Kepler’s Third Law of Planetary Motion
Johannes Kepler used Tycho Brahe’s observations of the planets along with Nicholas Copernicus’ formula for Synodic and Sidereal Periods of Planets to determine the sidereal periods of the planets expressed in years. By using his own calculations of the average distances of the planets from the sun expressed in astronomical units (A.U.), he was able to find the relationship between sidereal periods of planets expressed in years (yr.) and average distances of the planets from the sun. It took Kepler 10 years to identify this relationship. You can do so in about 10 minutes using modern graphing processes and the data below.

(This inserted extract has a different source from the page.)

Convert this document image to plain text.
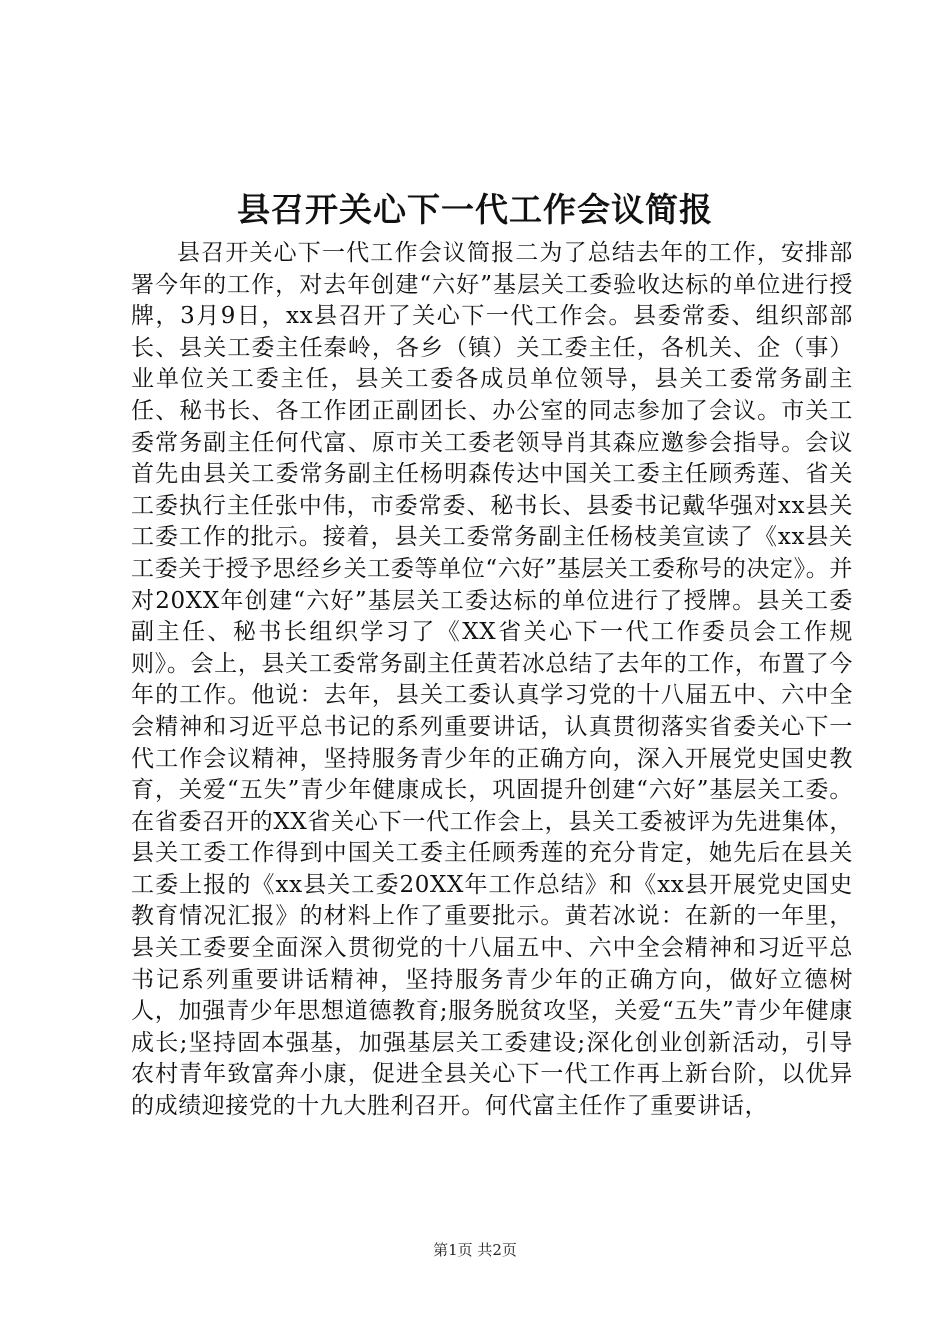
县召开关心下一代工作会议简报

县召开关心下一代工作会议简报二为了总结去年的工作，安排部署今年的工作，对去年创建“六好”基层关工委验收达标的单位进行授牌，3月9日，xx县召开了关心下一代工作会。县委常委、组织部部长、县关工委主任秦岭，各乡（镇）关工委主任，各机关、企（事）业单位关工委主任，县关工委各成员单位领导，县关工委常务副主任、秘书长、各工作团正副团长、办公室的同志参加了会议。市关工委常务副主任何代富、原市关工委老领导肖其森应邀参会指导。会议首先由县关工委常务副主任杨明森传达中国关工委主任顾秀莲、省关工委执行主任张中伟，市委常委、秘书长、县委书记戴华强对xx县关工委工作的批示。接着，县关工委常务副主任杨枝美宣读了《xx县关工委关于授予思经乡关工委等单位“六好”基层关工委称号的决定》。并对20XX年创建“六好”基层关工委达标的单位进行了授牌。县关工委副主任、秘书长组织学习了《XX省关心下一代工作委员会工作规则》。会上，县关工委常务副主任黄若冰总结了去年的工作，布置了今年的工作。他说：去年，县关工委认真学习党的十八届五中、六中全会精神和习近平总书记的系列重要讲话，认真贯彻落实省委关心下一代工作会议精神，坚持服务青少年的正确方向，深入开展党史国史教育，关爱“五失”青少年健康成长，巩固提升创建“六好”基层关工委。在省委召开的XX省关心下一代工作会上，县关工委被评为先进集体，县关工委工作得到中国关工委主任顾秀莲的充分肯定，她先后在县关工委上报的《xx县关工委20XX年工作总结》和《xx县开展党史国史教育情况汇报》的材料上作了重要批示。黄若冰说：在新的一年里，县关工委要全面深入贯彻党的十八届五中、六中全会精神和习近平总书记系列重要讲话精神，坚持服务青少年的正确方向，做好立德树人，加强青少年思想道德教育;服务脱贫攻坚，关爱“五失”青少年健康成长;坚持固本强基，加强基层关工委建设;深化创业创新活动，引导农村青年致富奔小康，促进全县关心下一代工作再上新台阶，以优异的成绩迎接党的十九大胜利召开。何代富主任作了重要讲话，

第1页 共2页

Planet Sidereal Period (yr.) Average Distance (A.U.)
Mercury 0.241 0.387
Venus 0.615 0.722
Earth 1.00 1.00
Mars 1.88 1.52
Jupiter 11.8 5.20
Saturn 29.6 9.58
1. Using Excel or a dedicated graphing program, make a graph of sidereal period (on the y-axis) versus average distance (on the x-axis). The graph that results is not linear.
2. Linearize the graph by re-plotting period squared versus average distance cubed. The data will now appear as a straight line.
3. Determine the best-fit line passing through the data and relate to y=mx+b. Round off the m value, and if b is approximately 0, you may simply delete this number.*
What approximate relationship did you find between period square (P2) and average distance cubed (r3) when period is expressed in years and average distance is expressed in astronomical units?
In 1801 the first asteroid, Ceres, was discovered orbiting the Sun with an average distance of about 2.765 A.U. What is Ceres’ expected orbital period in years?
Halley’s Comet takes about 75 years to orbit the Sun. What is its average distance from the Sun?
* This approach is not really correct. If a physical model requires that the best-fit line pass through the origin, then one should use a proportional fit, y=mx, rather than linear fit.